The high risk in elderly patients taking NSAIDs has been repeatedly confirmed, and a study from Argentina in 324 adults with a mean age of 74 years and a similar number of controls found that NSAID exposure increased the risk of hospitalization for peptic ulcer disease (PUD, odds ratio [OR] 5.20; 95% confidence interval [CI] 3.31–8.15). A history of upper GI complications was independently associated with hospitalization for PUD (OR 14.62; 95% CI 6.70–31.91). Thus, ns-NSAIDs are a significant risk factor for PUD-related hospitalizations among older adults.
The use of all medications increases with age and the elderly are at increased risk of adverse drug reactions.

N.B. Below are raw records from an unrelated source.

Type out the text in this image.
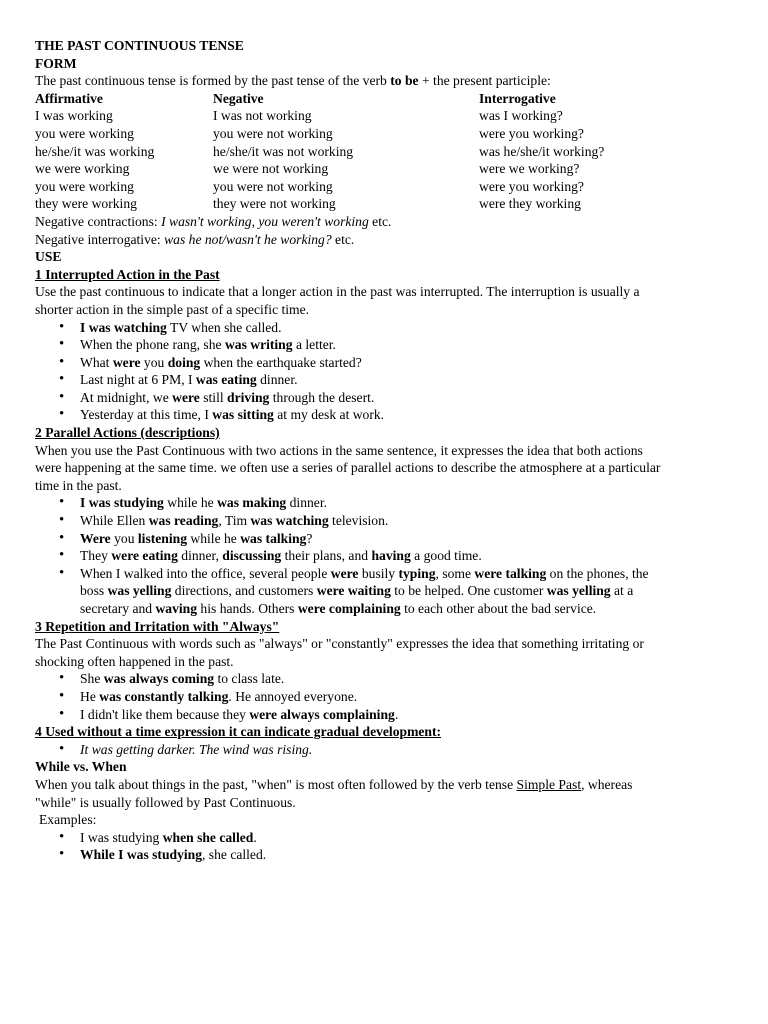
THE PAST CONTINUOUS TENSE
FORM
The past continuous tense is formed by the past tense of the verb to be + the present participle:
Affirmative	Negative	Interrogative
I was working	I was not working	was I working?
you were working	you were not working	were you working?
he/she/it was working	he/she/it was not working	was he/she/it working?
we were working	we were not working	were we working?
you were working	you were not working	were you working?
they were working	they were not working	were they working
Negative contractions: I wasn't working, you weren't working etc.
Negative interrogative: was he not/wasn't he working? etc.
USE
1 Interrupted Action in the Past
Use the past continuous to indicate that a longer action in the past was interrupted. The interruption is usually a
shorter action in the simple past of a specific time.
• I was watching TV when she called.
• When the phone rang, she was writing a letter.
• What were you doing when the earthquake started?
• Last night at 6 PM, I was eating dinner.
• At midnight, we were still driving through the desert.
• Yesterday at this time, I was sitting at my desk at work.
2 Parallel Actions (descriptions)
When you use the Past Continuous with two actions in the same sentence, it expresses the idea that both actions
were happening at the same time. we often use a series of parallel actions to describe the atmosphere at a particular
time in the past.
• I was studying while he was making dinner.
• While Ellen was reading, Tim was watching television.
• Were you listening while he was talking?
• They were eating dinner, discussing their plans, and having a good time.
• When I walked into the office, several people were busily typing, some were talking on the phones, the
boss was yelling directions, and customers were waiting to be helped. One customer was yelling at a
secretary and waving his hands. Others were complaining to each other about the bad service.
3 Repetition and Irritation with "Always"
The Past Continuous with words such as "always" or "constantly" expresses the idea that something irritating or
shocking often happened in the past.
• She was always coming to class late.
• He was constantly talking. He annoyed everyone.
• I didn't like them because they were always complaining.
4 Used without a time expression it can indicate gradual development:
• It was getting darker. The wind was rising.
While vs. When
When you talk about things in the past, "when" is most often followed by the verb tense Simple Past, whereas
"while" is usually followed by Past Continuous.
Examples:
• I was studying when she called.
• While I was studying, she called.
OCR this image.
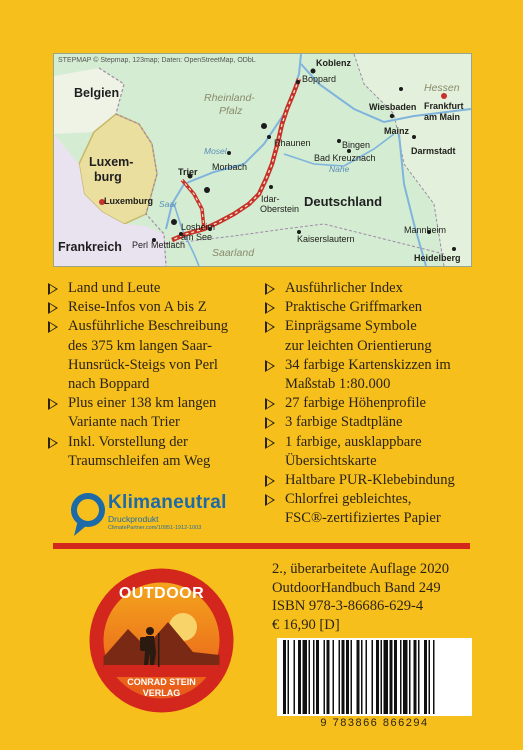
STEPMAP © Stepmap, 123map; Daten: OpenStreetMap, ODbL
Belgien
Luxem-
burg
Frankreich
Deutschland
Rheinland-
Pfalz
Hessen
Saarland
Mosel
Nahe
Saar
Koblenz
Boppard
Wiesbaden Frankfurt
am Main
Mainz
Darmstadt
Rhaunen	Bingen
Bad Kreuznach
Morbach
Trier
Idar-
Oberstein
Luxemburg
Losheim
am See
Mettlach
Perl
Kaiserslautern
Mannheim
Heidelberg
Land und Leute
Reise-Infos von A bis Z
Ausführliche Beschreibung
des 375 km langen Saar-
Hunsrück-Steigs von Perl
nach Boppard
Plus einer 138 km langen
Variante nach Trier
Inkl. Vorstellung der
Traumschleifen am Weg
Ausführlicher Index
Praktische Griffmarken
Einprägsame Symbole
zur leichten Orientierung
34 farbige Kartenskizzen im
Maßstab 1:80.000
27 farbige Höhenprofile
3 farbige Stadtpläne
1 farbige, ausklappbare
Übersichtskarte
Haltbare PUR-Klebebindung
Chlorfrei gebleichtes,
FSC®-zertifiziertes Papier
Klimaneutral
Druckprodukt
ClimatePartner.com/10951-1912-1003
OUTDOOR
CONRAD STEIN
VERLAG
2., überarbeitete Auflage 2020
OutdoorHandbuch Band 249
ISBN 978-3-86686-629-4
€ 16,90 [D]
9 783866 866294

The risk of these complications depends on the presence of risk factors, the most frequent and relevant of which is age. Thus, patients at risk should be on prevention strategies including the lowest effective dose of NSAID, cotherapy with a gastroprotective drug, or the use of a COX-2 selective agent. Although the best strategy to prevent lower GI complications has yet to be defined, treatment of associated Helicobacter pylori infection is also important when starting treatment with ns-NSAIDs or aspirin, especially in the presence of an ulcer history.
A recent study exploring gastroprotective strategies among 1.5 million patients in the AGIS database indicated that both the prevalence of NSAID prescriptions and the risk of gastric complications is increasing steadily. Although the number of patients receiving gastroprotective medication increased from 39.6% in 2001 to 69.9% in 2007, more than 30% of patients at risk for GI complications were left unprotected in 2007. To enhance protection rates in patients using NSAIDs and to decrease NSAID-related hospital admissions in the future, the implementation of gastroprotection guidelines needs to be improved.